Objective Lab goal

This lab focuses on identifying and analyzing malware‑like behavior using your EDR platform. You’ll simulate suspicious activity, analyze process trees, inspect command‑line arguments, and detect behavioral indicators such as persistence, network beacons, and privilege escalation attempts.

  • Outcome 1: Understand common malware behaviors and indicators.
  • Outcome 2: Analyze process trees and command‑line activity.
  • Outcome 3: Detect suspicious file, registry, and network behavior.
  • Outcome 4: Document findings and map them to MITRE ATT&CK.
Lab 18: Malware Behavior & Process Analysis
Lab 18: Analyzing suspicious processes, command‑line activity, and malware‑like behavior.
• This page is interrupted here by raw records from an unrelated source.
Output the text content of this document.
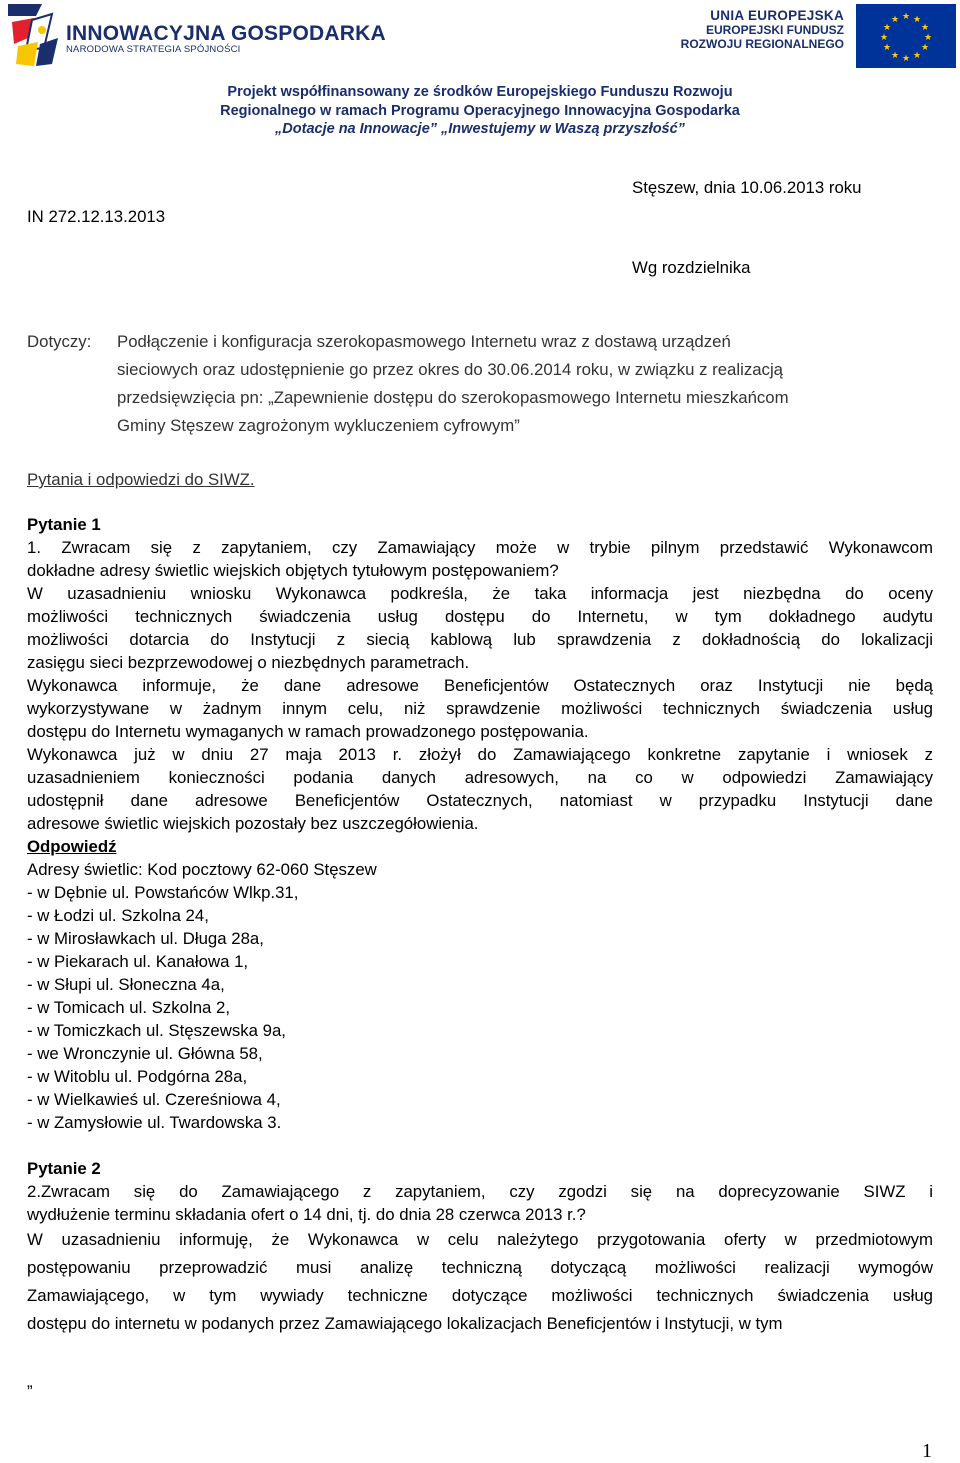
INNOWACYJNA GOSPODARKA
NARODOWA STRATEGIA SPÓJNOŚCI
UNIA EUROPEJSKA
EUROPEJSKI FUNDUSZ
ROZWOJU REGIONALNEGO
★ ★
★
★
★
★
★
★
★
★
★
★
Projekt współfinansowany ze środków Europejskiego Funduszu Rozwoju
Regionalnego w ramach Programu Operacyjnego Innowacyjna Gospodarka
„Dotacje na Innowacje” „Inwestujemy w Waszą przyszłość”
IN 272.12.13.2013
Stęszew, dnia 10.06.2013 roku
Wg rozdzielnika
Dotyczy: Podłączenie i konfiguracja szerokopasmowego Internetu wraz z dostawą urządzeń
sieciowych oraz udostępnienie go przez okres do 30.06.2014 roku, w związku z realizacją
przedsięwzięcia pn: „Zapewnienie dostępu do szerokopasmowego Internetu mieszkańcom
Gminy Stęszew zagrożonym wykluczeniem cyfrowym”
Pytania i odpowiedzi do SIWZ.
Pytanie 1
1. Zwracam się z zapytaniem, czy Zamawiający może w trybie pilnym przedstawić Wykonawcom
dokładne adresy świetlic wiejskich objętych tytułowym postępowaniem?
W uzasadnieniu wniosku Wykonawca podkreśla, że taka informacja jest niezbędna do oceny
możliwości technicznych świadczenia usług dostępu do Internetu, w tym dokładnego audytu
możliwości dotarcia do Instytucji z siecią kablową lub sprawdzenia z dokładnością do lokalizacji
zasięgu sieci bezprzewodowej o niezbędnych parametrach.
Wykonawca informuje, że dane adresowe Beneficjentów Ostatecznych oraz Instytucji nie będą
wykorzystywane w żadnym innym celu, niż sprawdzenie możliwości technicznych świadczenia usług
dostępu do Internetu wymaganych w ramach prowadzonego postępowania.
Wykonawca już w dniu 27 maja 2013 r. złożył do Zamawiającego konkretne zapytanie i wniosek z
uzasadnieniem konieczności podania danych adresowych, na co w odpowiedzi Zamawiający
udostępnił dane adresowe Beneficjentów Ostatecznych, natomiast w przypadku Instytucji dane
adresowe świetlic wiejskich pozostały bez uszczegółowienia.
Odpowiedź
Adresy świetlic: Kod pocztowy 62-060 Stęszew
- w Dębnie ul. Powstańców Wlkp.31,
- w Łodzi ul. Szkolna 24,
- w Mirosławkach ul. Długa 28a,
- w Piekarach ul. Kanałowa 1,
- w Słupi ul. Słoneczna 4a,
- w Tomicach ul. Szkolna 2,
- w Tomiczkach ul. Stęszewska 9a,
- we Wronczynie ul. Główna 58,
- w Witoblu ul. Podgórna 28a,
- w Wielkawieś ul. Czereśniowa 4,
- w Zamysłowie ul. Twardowska 3.
Pytanie 2
2.Zwracam się do Zamawiającego z zapytaniem, czy zgodzi się na doprecyzowanie SIWZ i
wydłużenie terminu składania ofert o 14 dni, tj. do dnia 28 czerwca 2013 r.?
W uzasadnieniu informuję, że Wykonawca w celu należytego przygotowania oferty w przedmiotowym
postępowaniu przeprowadzić musi analizę techniczną dotyczącą możliwości realizacji wymogów
Zamawiającego, w tym wywiady techniczne dotyczące możliwości technicznych świadczenia usług
dostępu do internetu w podanych przez Zamawiającego lokalizacjach Beneficjentów i Instytucji, w tym
„
1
Deliverables End‑of‑lab checklist

  • DL18.1: Suspicious process tree analyzed.
  • DL18.2: Command‑line behavior documented.
  • DL18.3: Registry, file, and network indicators reviewed.
  • DL18.4: MITRE ATT&CK mapping completed.
  • DL18.5: Findings documented with screenshots.

Lab Steps Step‑by‑step instructions

Step 1 – Simulate Suspicious Process Behavior

~45 minutes
  1. On WIN10‑LAB, run benign but suspicious‑looking commands:
    • powershell -enc ...
    • certutil -urlcache -split -f http://example.com/test
    • wmic process call create
  2. Observe process‑tree creation in EDR.
  3. Document parent/child relationships and anomalies.
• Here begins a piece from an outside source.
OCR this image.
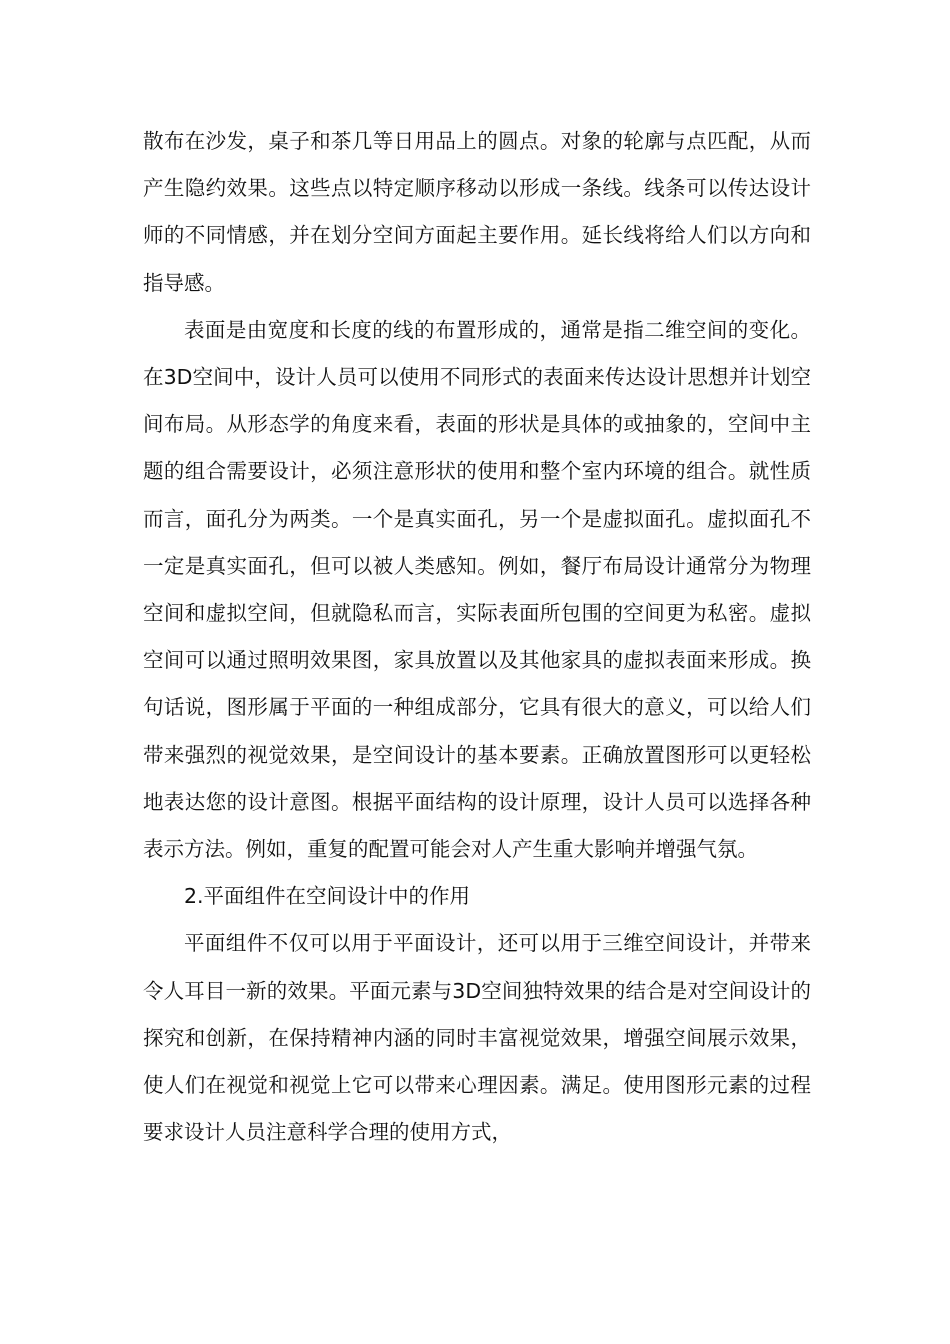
散布在沙发，桌子和茶几等日用品上的圆点。对象的轮廓与点匹配，从而产生隐约效果。这些点以特定顺序移动以形成一条线。线条可以传达设计师的不同情感，并在划分空间方面起主要作用。延长线将给人们以方向和指导感。

表面是由宽度和长度的线的布置形成的，通常是指二维空间的变化。在3D空间中，设计人员可以使用不同形式的表面来传达设计思想并计划空间布局。从形态学的角度来看，表面的形状是具体的或抽象的，空间中主题的组合需要设计，必须注意形状的使用和整个室内环境的组合。就性质而言，面孔分为两类。一个是真实面孔，另一个是虚拟面孔。虚拟面孔不一定是真实面孔，但可以被人类感知。例如，餐厅布局设计通常分为物理空间和虚拟空间，但就隐私而言，实际表面所包围的空间更为私密。虚拟空间可以通过照明效果图，家具放置以及其他家具的虚拟表面来形成。换句话说，图形属于平面的一种组成部分，它具有很大的意义，可以给人们带来强烈的视觉效果，是空间设计的基本要素。正确放置图形可以更轻松地表达您的设计意图。根据平面结构的设计原理，设计人员可以选择各种表示方法。例如，重复的配置可能会对人产生重大影响并增强气氛。

2.平面组件在空间设计中的作用

平面组件不仅可以用于平面设计，还可以用于三维空间设计，并带来令人耳目一新的效果。平面元素与3D空间独特效果的结合是对空间设计的探究和创新，在保持精神内涵的同时丰富视觉效果，增强空间展示效果，使人们在视觉和视觉上它可以带来心理因素。满足。使用图形元素的过程要求设计人员注意科学合理的使用方式，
Step 2 – Analyze Command‑Line & Script Behavior

~45 minutes
  1. Review command‑line arguments for:
    • Base64‑encoded payloads
    • Suspicious flags (e.g., -nop, -w hidden)
    • Script execution patterns
  2. Trigger benign PowerShell scripts and observe telemetry.
  3. Document findings with screenshots.

Step 3 – Inspect File, Registry & Persistence Behavior

~60 minutes
  1. Create benign persistence mechanisms:
    • Registry Run key
    • Scheduled task
    • Startup folder script
  2. Observe EDR alerts and telemetry.
  3. Document registry and file‑system modifications.

Step 4 – Analyze Network Behavior

~45 minutes
  1. Trigger benign outbound connections (HTTP, DNS, ICMP).
  2. Observe:
    • Process‑to‑network mapping
    • Unusual ports or destinations
    • Repeated beacon‑like patterns
  3. Document baseline vs suspicious behavior.

Step 5 – Map Findings to MITRE ATT&CK

~30 minutes
  1. Map observed behaviors to ATT&CK techniques:
    • T1059 – Command Execution
    • T1547 – Persistence
    • T1055 – Process Injection (if simulated)
    • T1041 – Exfiltration Over C2 Channel
  2. Document mappings in your lab notes.

Reflection What you should understand now

  • Behavior: How malware reveals itself through processes, scripts, and network activity.
  • Telemetry: How EDR surfaces suspicious behavior in real time.
  • Detection: How to map behaviors to ATT&CK techniques.

With malware‑behavior analysis complete, you’re ready to detect persistence, privilege escalation, and lateral movement in Week 19.